What the World Needs Now…

is Love Sweet Love.

“Ladies and gentlemen… Mr. Burt Bacharach!”

Burt Bacharach put it perfectly in his song. I have not written in so long it feels so strange to sit in front of a keyboard and write again. Someone close to me asked me for the link to my blog again, because they wanted to catch-up or share it with someone and it made me feel like I’d forgotten about an old friend. I’d written so often, only to stop suddenly. Even after a few posts that announced I was going to get back in the habit, I still managed to fall out of it just as quickly.

With the world in all it’s turmoil it’s hard to find the motivation to sit here and write. I talk often about moment’s I’ve had with my residents. However they’ve been quarantined to their rooms until further notice since March. So I’ve not been able to see the people that brought so much energy to my soul.

With traveling being deemed hardly safe I have not been able to fly back home to Boston to spend time with my family either. The last time I saw them was in December.

In Boston the quarantine is being taken more seriously than it is here in the Midwest. My family has been mostly unemployed since the virus hit. Man, it feels like I’m writing a piece of fiction to talk about a virus that’s destroying my country. In fact I’m almost disappointed I didn’t write more during this time, because just the ability to look back and be able to read about what was going on in my life during the great Pandemic of 2020 is surreal.
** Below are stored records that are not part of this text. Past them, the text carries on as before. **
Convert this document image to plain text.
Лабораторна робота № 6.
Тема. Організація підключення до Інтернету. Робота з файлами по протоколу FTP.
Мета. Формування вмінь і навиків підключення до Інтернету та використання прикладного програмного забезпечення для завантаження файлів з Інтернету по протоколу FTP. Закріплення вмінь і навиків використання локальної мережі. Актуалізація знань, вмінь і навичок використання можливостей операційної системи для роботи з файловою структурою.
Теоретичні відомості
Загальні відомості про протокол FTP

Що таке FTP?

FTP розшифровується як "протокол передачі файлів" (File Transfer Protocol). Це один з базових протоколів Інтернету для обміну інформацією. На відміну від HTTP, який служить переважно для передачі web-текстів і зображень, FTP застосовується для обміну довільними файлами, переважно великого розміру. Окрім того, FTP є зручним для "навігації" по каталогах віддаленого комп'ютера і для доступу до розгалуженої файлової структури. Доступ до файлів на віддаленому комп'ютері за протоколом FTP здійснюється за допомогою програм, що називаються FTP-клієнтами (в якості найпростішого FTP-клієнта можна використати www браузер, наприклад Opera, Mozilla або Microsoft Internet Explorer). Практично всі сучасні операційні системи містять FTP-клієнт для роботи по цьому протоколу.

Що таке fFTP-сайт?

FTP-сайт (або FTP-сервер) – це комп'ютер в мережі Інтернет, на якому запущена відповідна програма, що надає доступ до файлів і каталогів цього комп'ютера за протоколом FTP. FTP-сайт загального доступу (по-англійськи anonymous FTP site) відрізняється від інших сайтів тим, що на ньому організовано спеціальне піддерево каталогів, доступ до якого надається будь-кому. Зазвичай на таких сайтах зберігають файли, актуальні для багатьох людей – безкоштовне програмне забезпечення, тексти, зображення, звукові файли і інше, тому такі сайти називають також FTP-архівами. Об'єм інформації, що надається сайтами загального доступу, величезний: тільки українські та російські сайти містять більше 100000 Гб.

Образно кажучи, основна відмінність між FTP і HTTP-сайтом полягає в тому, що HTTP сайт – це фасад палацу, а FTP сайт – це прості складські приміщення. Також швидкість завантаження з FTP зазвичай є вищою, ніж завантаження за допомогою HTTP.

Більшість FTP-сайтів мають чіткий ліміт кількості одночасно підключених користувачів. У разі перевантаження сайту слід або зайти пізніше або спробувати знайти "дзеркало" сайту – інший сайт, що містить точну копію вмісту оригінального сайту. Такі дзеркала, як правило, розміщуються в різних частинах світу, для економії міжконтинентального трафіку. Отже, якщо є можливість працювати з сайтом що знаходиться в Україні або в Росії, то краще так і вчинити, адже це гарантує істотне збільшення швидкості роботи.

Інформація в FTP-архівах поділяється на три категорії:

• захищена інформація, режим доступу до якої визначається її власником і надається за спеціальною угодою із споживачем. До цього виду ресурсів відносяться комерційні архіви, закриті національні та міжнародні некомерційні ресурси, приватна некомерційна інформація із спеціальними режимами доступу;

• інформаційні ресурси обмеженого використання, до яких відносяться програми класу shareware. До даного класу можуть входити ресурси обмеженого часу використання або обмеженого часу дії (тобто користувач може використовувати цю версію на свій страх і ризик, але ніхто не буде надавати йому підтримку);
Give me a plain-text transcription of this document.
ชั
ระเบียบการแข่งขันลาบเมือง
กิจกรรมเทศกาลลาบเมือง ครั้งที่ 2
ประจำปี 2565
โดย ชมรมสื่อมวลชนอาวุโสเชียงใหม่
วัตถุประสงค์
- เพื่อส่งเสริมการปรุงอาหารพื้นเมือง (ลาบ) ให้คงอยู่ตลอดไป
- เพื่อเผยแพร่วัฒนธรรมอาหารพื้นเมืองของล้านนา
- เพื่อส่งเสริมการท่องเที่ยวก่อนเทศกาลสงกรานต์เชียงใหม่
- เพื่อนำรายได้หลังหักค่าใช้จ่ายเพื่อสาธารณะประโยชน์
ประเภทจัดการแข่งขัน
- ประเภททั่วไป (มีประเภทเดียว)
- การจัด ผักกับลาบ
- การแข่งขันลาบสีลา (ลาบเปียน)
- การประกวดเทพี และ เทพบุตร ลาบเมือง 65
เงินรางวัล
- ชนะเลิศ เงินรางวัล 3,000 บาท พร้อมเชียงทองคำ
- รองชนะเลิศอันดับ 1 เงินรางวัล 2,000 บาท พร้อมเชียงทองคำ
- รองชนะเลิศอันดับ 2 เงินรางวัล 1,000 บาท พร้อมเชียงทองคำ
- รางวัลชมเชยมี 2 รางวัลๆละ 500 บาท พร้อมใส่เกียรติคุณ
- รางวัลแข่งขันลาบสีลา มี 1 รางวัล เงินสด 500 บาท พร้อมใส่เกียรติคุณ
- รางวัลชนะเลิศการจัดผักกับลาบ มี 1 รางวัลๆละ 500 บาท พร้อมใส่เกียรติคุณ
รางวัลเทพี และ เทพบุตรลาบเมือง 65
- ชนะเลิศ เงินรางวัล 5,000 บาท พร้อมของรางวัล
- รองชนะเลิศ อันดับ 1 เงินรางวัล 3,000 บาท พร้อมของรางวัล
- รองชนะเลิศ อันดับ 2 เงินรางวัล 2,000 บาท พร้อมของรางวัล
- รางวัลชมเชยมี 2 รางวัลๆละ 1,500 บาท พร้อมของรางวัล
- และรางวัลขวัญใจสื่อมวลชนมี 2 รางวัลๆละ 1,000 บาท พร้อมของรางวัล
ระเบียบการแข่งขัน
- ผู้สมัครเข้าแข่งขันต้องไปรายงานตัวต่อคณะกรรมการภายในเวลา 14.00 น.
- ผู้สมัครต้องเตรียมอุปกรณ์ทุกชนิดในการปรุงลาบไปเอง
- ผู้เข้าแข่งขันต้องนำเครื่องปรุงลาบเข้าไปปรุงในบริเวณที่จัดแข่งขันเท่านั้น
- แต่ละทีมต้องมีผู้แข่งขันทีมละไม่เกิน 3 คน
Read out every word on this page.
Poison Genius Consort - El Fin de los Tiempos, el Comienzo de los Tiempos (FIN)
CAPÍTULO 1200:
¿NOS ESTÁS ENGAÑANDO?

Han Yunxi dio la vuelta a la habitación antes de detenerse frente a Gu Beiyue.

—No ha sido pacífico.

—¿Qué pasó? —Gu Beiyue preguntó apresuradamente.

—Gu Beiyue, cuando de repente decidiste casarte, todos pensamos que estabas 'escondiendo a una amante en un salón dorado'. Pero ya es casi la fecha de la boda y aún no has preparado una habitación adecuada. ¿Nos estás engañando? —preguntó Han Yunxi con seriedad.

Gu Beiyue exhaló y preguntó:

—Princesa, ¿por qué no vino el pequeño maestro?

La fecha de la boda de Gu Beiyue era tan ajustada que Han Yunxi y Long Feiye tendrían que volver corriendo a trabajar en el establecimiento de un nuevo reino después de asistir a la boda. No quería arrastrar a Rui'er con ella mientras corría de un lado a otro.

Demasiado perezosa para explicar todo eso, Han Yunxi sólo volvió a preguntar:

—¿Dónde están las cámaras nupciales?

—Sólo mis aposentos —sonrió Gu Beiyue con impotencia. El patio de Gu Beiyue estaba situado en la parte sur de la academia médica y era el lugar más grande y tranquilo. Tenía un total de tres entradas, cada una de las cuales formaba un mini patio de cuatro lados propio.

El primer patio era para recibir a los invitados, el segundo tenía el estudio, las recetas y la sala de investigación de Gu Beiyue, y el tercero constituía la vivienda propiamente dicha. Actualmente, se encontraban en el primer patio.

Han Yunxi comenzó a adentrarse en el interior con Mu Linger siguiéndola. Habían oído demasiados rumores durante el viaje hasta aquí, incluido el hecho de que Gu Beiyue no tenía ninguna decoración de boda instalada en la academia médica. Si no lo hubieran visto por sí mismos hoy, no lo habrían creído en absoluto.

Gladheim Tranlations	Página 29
I’ve got so many thoughts about the virus, our President, civil unrest, the sandstorms, earthquakes, killer bees, jelly fish. Somebody really needs to remake a version of R.E.Ms It’s The End of the World As We Know It and update it for this bonkers year that we’re having.

I have to say that I am, for the most part, doing ok. I’ve been fairly blessed that myself, and my family have not been hit with the virus (that we know of). I have had friends who had it though, and have lost about 17 people I know to the virus. It is a very serious disease and I pity anyone who takes it too lightly.

I pray that all of my readers have been safe and healthy in these trying times. I am deeply opinionated on a lot of the politics and social unrest going on, but I may keep that from here because I don’t want to argue on this site. For me, this is a safe space. You also can’t fix stupid, so anybody arguing against…well maybe I’ll save it for it’s own post.


A lot has changed in my life since the last time I’ve written as well. My boyfriend and I finally got our own apartment. It all happened so quickly but It’s been a wonderful experience so far. He and I have gotten closer now that we have our own space. It’s small and modest, but it’s filled with love and a lot of nitpicking. We moved in right before the entire county shut down, so our timing was impeccable. It also happened to be a Friday the 13th the day we moved in. Yet, we’re had pretty much a wonderful experience living here. Aside from the minor maintenance ailments that are common with rental apartments.

We’re in a beautiful complex that has ducks and geese, pools, a gym, and other amenities. It would be nice to make use of these amenities but they promptly shut down after the quarantine…except the ducks and geese. Nothing can stop the geese.

I also finally managed to get my Drivers License! 16 years later than most people but an accomplishment none the less. I’m usually really bad at sticking to deadlines that I set for myself. However, when it came to driving, I picked a day and let it stick. I passed by the skin of my teeth but I’m an officially licensed driver. I’ve also faced one of my greatest fears head-on. I felt so accomplished because I will never again have to talk about why I don’t have a license or why I’ve put it off. It’s done. I can drive.

Here we go!

Now it’s only a matter of sticking with some of my other goals. The quarantine and the essential bachelor pad my boyfriend and I have going have led to some unwanted weight put on. I even went so far as to sign-up for DDP Yoga hoping that the monetary commitment would keep me motivated to keep doing it. Lot’s of people saw incredible results using this system. However with Domino’s on Speed dial and a lot of time spent inside or at work (in a kitchen) the weight did not go anywhere.

How I feel right now.

I did however feel wonderfully physically while doing Yoga. I’m currently on a hiatus because, quite simply I’m feeling unmotivated and lazy. Yes, I admit it myself I’m lazy. It’s hard to be motivated this year with everything going on. I’m lucky enough to still be working so the fact that I interact with people on some level is good, but I’ve spent a lot of time inside on the couch during quarantine.

You gotta feel those muscles!

I know I need to work on eating habits again, I’ve done it before and I KNOW I can do it again, but It’s so hard to get on track right now. I don’t have any excuse other than food just tastes really good and is very comforting right now.

However, things are changing for me. Slowly but surely. I’m hoping that writing more will keep me more motivated…I’ll feel like I’m being held accountable.

Current Goals: DEADLINE OCTOBER 31st

-Have written AT LEAST once a week either here or on a personal project.
– Lose 10 pounds by hook or by crook.
-Study/use Tarot cards at least once a week.